Ma mère parut ébranlée, mais rien ne put la faire consentir à l’entrevue projetée par mon père, elle remit d’en reparler à l’année suivante, et il dut promettre d’attendre jusque-là. Je le tenais enfin, ce fatal secret ! Mon père était contrebandier, c’était là son commerce et son industrie. J’avoue que d’abord je ne ressentis qu’une sorte de soulagement qui ressemblait à de la joie. D’après les commencemens de la conversation, j’avais frémi qu’il ne fût quelque chose de pis, et, quand cette crainte fut dissipée, je trouvai ma mère trop sévère pour lui.

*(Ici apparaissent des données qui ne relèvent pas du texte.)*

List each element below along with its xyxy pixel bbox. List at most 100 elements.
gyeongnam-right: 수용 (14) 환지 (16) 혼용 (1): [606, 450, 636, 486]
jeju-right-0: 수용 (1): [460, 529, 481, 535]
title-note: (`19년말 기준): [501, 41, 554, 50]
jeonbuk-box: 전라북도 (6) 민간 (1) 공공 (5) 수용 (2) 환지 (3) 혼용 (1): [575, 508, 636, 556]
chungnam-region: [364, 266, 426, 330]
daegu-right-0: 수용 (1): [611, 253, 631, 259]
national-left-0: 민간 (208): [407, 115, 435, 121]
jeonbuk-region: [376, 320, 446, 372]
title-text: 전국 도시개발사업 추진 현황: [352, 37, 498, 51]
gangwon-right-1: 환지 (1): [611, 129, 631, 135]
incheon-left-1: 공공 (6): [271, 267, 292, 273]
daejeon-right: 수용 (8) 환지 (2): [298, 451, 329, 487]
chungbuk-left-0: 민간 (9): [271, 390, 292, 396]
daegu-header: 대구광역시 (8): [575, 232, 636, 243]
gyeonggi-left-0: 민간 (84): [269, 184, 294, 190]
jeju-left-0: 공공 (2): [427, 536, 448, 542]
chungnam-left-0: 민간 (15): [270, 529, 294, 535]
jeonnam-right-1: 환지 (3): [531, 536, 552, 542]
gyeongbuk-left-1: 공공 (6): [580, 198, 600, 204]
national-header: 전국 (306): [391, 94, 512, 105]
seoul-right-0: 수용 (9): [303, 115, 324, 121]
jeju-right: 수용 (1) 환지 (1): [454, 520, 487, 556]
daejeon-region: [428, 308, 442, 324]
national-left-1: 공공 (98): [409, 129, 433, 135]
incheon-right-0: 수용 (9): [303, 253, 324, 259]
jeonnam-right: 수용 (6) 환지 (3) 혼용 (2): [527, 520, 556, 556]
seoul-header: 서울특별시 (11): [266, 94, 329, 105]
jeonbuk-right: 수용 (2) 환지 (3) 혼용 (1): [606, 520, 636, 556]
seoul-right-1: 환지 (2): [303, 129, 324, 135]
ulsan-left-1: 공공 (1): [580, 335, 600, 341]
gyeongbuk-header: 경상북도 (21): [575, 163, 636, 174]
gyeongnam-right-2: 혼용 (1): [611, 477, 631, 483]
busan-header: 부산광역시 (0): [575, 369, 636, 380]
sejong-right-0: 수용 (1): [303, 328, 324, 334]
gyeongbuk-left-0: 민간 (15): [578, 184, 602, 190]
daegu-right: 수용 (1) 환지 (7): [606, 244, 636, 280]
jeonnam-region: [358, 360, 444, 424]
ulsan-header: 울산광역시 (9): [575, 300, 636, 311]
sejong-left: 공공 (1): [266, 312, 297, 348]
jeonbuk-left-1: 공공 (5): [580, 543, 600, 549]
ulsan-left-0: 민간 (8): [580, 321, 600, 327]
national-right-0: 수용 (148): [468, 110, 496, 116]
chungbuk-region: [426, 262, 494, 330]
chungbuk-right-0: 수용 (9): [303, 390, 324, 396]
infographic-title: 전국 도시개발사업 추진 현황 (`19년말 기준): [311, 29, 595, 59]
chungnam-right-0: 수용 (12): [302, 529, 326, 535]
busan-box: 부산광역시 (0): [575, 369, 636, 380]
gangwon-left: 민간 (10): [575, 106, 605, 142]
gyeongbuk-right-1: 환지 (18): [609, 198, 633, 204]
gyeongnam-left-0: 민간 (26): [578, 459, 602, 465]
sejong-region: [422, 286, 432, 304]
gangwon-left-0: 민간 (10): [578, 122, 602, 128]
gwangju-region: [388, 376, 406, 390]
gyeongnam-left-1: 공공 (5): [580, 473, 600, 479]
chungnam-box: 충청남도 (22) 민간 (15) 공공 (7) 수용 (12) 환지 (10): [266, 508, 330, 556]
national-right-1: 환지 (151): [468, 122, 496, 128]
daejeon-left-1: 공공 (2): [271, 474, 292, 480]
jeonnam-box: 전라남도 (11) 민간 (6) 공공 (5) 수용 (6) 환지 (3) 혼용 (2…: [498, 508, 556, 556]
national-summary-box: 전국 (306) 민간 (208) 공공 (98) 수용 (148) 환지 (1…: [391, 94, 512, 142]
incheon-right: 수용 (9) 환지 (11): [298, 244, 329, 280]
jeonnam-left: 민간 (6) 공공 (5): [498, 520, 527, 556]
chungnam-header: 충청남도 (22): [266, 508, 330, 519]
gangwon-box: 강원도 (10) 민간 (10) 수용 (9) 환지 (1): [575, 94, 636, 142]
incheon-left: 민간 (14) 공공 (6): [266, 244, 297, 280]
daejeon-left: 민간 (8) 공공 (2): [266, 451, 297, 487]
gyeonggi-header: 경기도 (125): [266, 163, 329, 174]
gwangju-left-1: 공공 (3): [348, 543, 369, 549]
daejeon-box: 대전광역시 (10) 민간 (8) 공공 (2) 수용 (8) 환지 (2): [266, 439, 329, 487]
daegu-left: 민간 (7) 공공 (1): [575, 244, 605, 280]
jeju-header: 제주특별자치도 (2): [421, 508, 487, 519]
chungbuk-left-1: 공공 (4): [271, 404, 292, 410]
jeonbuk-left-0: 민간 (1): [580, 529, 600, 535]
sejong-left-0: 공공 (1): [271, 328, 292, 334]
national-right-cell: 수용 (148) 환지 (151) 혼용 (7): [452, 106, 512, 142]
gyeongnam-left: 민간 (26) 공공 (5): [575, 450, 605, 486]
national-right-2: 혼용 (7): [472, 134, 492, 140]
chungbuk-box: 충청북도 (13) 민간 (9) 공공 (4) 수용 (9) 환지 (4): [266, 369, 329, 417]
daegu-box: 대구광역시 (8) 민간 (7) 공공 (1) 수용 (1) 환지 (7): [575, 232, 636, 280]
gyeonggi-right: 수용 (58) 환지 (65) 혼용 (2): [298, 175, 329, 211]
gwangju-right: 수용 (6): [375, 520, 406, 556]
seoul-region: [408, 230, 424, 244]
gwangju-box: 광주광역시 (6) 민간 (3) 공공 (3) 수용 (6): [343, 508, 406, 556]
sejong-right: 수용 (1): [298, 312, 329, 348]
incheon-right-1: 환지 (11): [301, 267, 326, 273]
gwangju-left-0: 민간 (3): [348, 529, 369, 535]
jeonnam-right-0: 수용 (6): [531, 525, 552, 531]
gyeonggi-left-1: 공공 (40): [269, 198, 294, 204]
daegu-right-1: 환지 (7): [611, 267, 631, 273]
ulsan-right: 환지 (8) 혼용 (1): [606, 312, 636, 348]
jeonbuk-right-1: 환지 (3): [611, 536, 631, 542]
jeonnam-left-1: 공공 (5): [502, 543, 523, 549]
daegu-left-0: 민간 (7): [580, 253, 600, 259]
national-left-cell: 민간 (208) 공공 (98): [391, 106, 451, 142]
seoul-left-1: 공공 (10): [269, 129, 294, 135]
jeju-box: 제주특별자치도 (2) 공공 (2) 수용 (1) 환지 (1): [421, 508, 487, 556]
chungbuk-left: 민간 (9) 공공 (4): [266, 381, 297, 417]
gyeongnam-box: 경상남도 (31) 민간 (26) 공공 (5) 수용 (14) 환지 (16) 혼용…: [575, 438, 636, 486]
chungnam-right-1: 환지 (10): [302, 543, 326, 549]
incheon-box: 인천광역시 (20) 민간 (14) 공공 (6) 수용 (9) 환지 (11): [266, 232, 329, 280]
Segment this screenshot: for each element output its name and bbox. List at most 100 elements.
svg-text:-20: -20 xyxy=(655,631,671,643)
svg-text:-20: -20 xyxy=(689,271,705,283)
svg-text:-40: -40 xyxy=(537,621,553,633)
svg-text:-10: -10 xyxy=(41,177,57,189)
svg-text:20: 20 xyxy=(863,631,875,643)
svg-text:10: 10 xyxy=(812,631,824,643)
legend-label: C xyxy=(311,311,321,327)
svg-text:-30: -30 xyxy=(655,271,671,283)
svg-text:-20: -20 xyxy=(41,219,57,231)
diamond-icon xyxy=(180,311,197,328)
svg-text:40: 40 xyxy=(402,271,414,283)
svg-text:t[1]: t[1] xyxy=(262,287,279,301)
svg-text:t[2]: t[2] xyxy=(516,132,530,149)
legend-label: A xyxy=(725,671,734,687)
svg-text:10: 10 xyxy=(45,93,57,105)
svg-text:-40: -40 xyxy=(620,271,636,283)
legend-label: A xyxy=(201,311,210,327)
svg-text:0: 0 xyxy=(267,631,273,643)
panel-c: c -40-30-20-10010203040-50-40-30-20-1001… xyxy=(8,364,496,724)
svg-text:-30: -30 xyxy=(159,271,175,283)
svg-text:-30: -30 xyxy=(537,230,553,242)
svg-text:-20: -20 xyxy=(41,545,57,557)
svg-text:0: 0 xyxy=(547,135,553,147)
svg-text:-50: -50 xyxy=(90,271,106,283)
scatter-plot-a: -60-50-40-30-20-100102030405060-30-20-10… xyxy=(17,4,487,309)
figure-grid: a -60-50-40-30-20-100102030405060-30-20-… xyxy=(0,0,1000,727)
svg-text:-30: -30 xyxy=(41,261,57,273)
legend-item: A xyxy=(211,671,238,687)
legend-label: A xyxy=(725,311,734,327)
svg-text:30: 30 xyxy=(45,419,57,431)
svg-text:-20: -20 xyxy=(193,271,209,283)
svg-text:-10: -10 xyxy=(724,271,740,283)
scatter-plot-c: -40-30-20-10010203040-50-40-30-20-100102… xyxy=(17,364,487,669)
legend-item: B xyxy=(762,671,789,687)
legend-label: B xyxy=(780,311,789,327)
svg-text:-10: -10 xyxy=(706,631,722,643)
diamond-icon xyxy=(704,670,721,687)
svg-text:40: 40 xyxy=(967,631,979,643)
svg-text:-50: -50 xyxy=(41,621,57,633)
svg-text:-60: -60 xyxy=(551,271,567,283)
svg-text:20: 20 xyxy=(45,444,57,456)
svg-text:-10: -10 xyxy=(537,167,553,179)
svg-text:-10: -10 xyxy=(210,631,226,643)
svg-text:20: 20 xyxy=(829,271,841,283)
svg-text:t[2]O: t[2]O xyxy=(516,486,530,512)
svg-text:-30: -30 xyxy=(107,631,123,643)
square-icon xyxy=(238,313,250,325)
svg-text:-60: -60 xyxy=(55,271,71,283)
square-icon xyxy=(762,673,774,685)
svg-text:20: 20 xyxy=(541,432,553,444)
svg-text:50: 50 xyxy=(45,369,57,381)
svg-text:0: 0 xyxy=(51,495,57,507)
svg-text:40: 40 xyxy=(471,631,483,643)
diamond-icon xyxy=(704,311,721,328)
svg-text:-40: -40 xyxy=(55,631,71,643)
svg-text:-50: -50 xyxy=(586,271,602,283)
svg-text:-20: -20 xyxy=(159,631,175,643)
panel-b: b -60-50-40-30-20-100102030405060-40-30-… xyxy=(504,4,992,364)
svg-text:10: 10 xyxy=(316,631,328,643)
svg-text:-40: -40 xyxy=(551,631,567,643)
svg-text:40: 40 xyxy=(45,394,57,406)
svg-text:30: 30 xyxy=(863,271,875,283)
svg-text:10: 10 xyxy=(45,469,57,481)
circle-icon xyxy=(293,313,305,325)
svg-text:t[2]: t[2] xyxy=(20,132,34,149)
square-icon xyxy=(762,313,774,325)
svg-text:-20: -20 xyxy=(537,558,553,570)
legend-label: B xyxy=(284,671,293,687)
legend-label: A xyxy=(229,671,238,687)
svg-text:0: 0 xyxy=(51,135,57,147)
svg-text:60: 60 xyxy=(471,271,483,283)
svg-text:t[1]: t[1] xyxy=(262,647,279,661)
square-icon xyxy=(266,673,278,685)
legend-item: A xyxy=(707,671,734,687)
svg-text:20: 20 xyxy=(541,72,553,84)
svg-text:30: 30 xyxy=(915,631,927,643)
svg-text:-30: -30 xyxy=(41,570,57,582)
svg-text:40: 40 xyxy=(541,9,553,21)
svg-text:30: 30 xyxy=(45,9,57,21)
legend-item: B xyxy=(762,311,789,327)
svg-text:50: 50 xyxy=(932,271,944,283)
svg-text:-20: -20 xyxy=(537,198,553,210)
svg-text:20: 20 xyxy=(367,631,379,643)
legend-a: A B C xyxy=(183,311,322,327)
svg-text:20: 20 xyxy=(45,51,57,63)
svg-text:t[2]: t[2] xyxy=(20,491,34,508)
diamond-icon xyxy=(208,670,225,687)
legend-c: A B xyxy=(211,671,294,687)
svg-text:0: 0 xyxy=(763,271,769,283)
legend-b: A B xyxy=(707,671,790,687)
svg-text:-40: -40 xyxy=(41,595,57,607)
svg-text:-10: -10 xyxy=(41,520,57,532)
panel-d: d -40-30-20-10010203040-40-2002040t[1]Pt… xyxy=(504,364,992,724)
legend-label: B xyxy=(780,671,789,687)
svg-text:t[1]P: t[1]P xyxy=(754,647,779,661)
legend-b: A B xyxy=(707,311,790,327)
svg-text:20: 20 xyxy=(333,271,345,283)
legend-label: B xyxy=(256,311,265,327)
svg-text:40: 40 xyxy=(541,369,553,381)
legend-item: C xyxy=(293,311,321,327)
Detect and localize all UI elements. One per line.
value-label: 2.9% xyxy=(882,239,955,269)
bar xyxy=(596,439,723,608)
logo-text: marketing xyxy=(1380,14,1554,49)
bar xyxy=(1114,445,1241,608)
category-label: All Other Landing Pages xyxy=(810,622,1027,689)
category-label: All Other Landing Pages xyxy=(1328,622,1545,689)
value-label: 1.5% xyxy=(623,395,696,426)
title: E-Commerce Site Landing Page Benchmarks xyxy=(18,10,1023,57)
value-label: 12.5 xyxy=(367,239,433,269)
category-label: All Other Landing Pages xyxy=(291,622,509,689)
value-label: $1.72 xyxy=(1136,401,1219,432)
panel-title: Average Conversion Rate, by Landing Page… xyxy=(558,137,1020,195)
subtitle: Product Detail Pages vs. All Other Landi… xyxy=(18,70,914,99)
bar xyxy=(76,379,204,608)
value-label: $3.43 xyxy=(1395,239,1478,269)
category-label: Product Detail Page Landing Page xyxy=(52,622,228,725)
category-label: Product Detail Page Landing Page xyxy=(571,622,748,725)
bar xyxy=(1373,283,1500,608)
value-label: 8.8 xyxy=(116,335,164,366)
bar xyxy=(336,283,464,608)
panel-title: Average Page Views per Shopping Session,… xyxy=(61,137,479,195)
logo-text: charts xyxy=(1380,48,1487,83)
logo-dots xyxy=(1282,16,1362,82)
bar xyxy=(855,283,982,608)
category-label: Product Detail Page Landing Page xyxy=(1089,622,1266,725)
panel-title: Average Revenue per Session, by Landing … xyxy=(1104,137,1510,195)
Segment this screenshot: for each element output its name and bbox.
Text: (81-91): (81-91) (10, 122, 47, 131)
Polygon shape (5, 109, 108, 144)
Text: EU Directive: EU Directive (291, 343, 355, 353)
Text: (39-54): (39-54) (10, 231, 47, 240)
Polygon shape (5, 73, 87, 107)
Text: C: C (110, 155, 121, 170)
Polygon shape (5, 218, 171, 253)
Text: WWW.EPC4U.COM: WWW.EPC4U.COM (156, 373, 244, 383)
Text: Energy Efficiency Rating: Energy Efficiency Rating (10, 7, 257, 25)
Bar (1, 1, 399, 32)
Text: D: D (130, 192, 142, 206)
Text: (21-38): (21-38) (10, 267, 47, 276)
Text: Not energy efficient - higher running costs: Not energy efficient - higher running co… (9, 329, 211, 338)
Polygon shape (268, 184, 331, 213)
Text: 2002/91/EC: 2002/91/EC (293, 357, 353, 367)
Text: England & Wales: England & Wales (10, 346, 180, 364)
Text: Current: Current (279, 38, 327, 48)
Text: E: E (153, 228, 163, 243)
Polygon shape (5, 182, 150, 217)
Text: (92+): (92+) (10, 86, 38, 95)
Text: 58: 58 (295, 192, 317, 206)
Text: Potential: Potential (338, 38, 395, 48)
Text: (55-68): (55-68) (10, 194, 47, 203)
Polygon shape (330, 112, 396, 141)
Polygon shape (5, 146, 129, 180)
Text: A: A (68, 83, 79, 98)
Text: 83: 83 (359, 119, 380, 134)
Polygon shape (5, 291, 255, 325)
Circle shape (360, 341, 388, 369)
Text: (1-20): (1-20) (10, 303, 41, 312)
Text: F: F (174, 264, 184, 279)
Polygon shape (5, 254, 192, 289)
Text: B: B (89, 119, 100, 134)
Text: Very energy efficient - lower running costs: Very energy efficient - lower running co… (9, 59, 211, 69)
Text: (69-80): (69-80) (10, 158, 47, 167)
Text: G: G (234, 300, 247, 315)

En y réfléchissant mieux, je compris ses angoisses et ses scrupules : elle était assez instruite pour sentir que tout commerce frauduleux est un attentat social, et moi, j’en avais assez appris sur le mécanisme des sociétés pour comprendre qu’on n’échappe à aucune loi sans porter atteinte à tout l’équilibre de la législation ; mais dans l’espèce, comme eût dit un avocat, je ne pouvais pas en vouloir à mon père de n’avoir jamais creusé une notion qu’on ne lui avait point donnée dès l’enfance, car il était contrebandier de père en fils comme la plupart des habitans des frontières. C’est bien une manière de banditisme, car on ne s’y fait pas faute de descendre les douaniers qui vous serrent de trop près, et cette chasse au bon marché des denrées dégénère facilement en une chasse à l’homme des plus meurtrières. Sans doute il y avait longtemps que mon père ne courait plus en personne ces aventures ; mais il les faisait courir aux autres, étant devenu, comme la fin de son entretien avec ma mère me le révéla, un des chefs dirigeans d’une sorte d’armée occulte composée de gens de toute espèce, la plupart plus curieux de flibusterie que de vrai travail, et quelques-uns bons à pendre.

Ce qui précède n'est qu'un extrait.